Table 2 shows the effect of 0.05, 0.1, 0.25, 0.5 and 1 mg/mL E1 or E2 on the transport of 0.5 µM ³H-CsA and 0.5 µM ³H-digoxin in the Caco-2 cells. The B to A transport of ³H- CsA was inhibited by E1 in a dose-response manner with significance effect seen as low as 0.1 mg/mL, p = 0.0439, (Table 2). E2 also inhibited the efflux of ³H-CsA similarly with significance seen at 0.05 mg/mL (p = 0.0007, Table 2). For digoxin, E1 and E2 also inhibited the efflux of ³H-digoxin with significance seen at 0.1 mg/mL for E1 (p < 0.0001), and 0.05 mg/mL for E2 (p < 0.0001). In addition, 0.05 mg/mL E1 significantly increased the absorption of digoxin (p = 0.0005). To compare the effect of E1 and E2 modulating the efflux of CsA and digoxin, efflux ratios of the P_app of B to A and the A to B transport in Caco-2 cells were determined (Table 2). E1 and E2 significantly decreased the efflux ratios of CsA and digoxin. The effect was seen at 0.1 mg/mL for E1 (p = 0.0349) and 0.05 mg/mL for E2 (p < 0.0001) for CsA. For digoxin, significance also occurred at 0.1 mg/mL for E1 (p = 0.0002) and 0.05 mg/mL for E2 (p = 0.0134).
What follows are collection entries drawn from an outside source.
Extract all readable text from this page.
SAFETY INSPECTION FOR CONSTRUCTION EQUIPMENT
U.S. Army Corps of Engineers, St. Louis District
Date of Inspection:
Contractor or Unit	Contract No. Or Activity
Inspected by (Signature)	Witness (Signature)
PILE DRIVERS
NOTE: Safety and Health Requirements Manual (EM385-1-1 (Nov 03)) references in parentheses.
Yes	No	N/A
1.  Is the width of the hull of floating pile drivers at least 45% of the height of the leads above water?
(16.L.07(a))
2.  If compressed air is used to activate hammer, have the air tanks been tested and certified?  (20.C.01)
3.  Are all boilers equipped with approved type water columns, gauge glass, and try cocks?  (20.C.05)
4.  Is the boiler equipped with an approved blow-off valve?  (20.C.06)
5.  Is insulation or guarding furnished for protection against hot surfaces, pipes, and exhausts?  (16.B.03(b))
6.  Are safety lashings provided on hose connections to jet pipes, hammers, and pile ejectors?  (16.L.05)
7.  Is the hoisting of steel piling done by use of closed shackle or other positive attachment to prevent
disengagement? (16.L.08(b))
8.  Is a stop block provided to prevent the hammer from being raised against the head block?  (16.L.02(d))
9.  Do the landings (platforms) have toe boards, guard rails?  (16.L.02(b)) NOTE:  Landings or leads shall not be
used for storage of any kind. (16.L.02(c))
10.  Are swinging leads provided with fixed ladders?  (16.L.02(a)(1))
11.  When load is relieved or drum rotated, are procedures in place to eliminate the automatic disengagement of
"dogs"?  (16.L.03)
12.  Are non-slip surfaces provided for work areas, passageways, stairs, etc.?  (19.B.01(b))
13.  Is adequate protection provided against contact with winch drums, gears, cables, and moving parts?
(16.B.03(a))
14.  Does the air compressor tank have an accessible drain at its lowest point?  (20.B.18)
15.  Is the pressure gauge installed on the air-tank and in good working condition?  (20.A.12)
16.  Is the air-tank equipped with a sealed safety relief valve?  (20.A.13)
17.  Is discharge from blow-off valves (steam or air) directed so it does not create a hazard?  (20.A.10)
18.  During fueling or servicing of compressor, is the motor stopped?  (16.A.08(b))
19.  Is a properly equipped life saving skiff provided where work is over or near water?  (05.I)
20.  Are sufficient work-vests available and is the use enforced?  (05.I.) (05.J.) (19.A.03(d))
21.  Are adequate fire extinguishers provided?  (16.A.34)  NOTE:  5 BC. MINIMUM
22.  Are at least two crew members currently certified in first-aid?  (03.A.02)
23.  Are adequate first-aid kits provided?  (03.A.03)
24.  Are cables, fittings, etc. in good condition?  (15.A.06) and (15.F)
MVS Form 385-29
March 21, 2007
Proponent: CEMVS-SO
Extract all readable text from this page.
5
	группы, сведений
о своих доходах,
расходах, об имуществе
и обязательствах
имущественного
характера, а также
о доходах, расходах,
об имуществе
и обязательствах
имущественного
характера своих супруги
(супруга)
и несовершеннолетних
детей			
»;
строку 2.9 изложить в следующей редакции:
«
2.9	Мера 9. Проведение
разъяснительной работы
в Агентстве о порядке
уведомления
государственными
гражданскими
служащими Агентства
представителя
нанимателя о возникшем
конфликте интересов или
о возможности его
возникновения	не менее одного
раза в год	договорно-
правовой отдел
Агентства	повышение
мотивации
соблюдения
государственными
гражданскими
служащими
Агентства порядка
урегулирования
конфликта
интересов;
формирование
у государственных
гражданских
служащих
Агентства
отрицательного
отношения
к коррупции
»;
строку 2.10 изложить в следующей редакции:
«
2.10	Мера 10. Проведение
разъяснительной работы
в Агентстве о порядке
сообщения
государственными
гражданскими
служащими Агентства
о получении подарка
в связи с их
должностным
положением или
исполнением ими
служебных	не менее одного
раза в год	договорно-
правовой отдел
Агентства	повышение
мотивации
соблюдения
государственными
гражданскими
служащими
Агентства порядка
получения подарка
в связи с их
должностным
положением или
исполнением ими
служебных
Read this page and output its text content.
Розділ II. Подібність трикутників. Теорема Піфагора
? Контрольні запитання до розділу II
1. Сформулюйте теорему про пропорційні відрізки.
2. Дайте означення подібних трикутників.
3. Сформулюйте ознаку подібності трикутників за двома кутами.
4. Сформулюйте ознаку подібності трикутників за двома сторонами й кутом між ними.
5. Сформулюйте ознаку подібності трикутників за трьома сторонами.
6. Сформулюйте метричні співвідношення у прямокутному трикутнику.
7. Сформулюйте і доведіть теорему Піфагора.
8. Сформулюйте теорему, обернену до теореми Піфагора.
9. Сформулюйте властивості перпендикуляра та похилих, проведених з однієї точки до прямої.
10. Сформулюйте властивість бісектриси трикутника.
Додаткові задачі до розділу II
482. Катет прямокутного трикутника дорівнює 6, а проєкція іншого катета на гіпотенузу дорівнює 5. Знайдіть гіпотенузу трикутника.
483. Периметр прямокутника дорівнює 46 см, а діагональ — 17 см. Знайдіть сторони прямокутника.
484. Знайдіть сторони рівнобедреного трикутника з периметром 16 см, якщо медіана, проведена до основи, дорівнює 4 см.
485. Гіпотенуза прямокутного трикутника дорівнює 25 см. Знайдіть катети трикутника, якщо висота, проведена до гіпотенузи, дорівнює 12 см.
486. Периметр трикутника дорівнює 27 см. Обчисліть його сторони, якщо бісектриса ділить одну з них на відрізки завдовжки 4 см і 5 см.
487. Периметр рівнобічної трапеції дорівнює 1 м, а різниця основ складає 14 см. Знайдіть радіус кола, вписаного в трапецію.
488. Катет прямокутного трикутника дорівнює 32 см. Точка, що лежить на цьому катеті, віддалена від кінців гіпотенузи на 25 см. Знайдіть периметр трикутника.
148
It has been reported that Oregon grape root contains berberine. On the other hand, although berbamine was reported to be present in Oregon grape root, it is not a typical component. In order to confirm if it is the case, HPLC was conducted with the Oregon grape root extracts. Berberine was detected in Oregon grape root extracts E1 and E2, but berbamine was not detected in either E1 or E2. See details of the HPLC results in the Supplementary Material.

In order to investigate the mechanism of induction of P-gp, real time RT-PCR was used in our study. Real time RT-PCR is routinely used to study low abundance gene expression as well as to elucidate the mechanism of modulation of efflux transport proteins [42]. Exposure of Oregon grape root extracts to Caco-2 and LS-180 cells upregulated the mRNA level of the human MDR1 gene in both cell lines (Figure 3). Levothyroxine, a positive control, upregulated the human MDR1 gene through a PXR-independent manner in the Caco-2 cells [43]. In Figure 3A, 0.25 mg/mL E1 significantly increased the mRNA level of human MDR1 at 48 h in the Caco-2 cells (p = 0.0312) whereas significance was seen at 0.1 mg/mL E2 at 24 h (p < 0.0001). Rifampin was used as the positive control to upregulate the human MDR1 gene through the PXR-dependent pathway in the LS-180 cells [43]. In Figure 3B, 0.1 mg/mL E1 significantly increased the mRNA level of human MDR1 in the LS-180 cells at 48 h (p = 0.0015) while significance was seen with 0.1 mg/mL E2 at 24 h (p = 0.0017) and ∼11-fold increase at 48 h (p < 0.0001). This data suggest that E1 and E2 probably upregulate the MDR1 gene through both the PXR-dependent and PXR-independent pathways.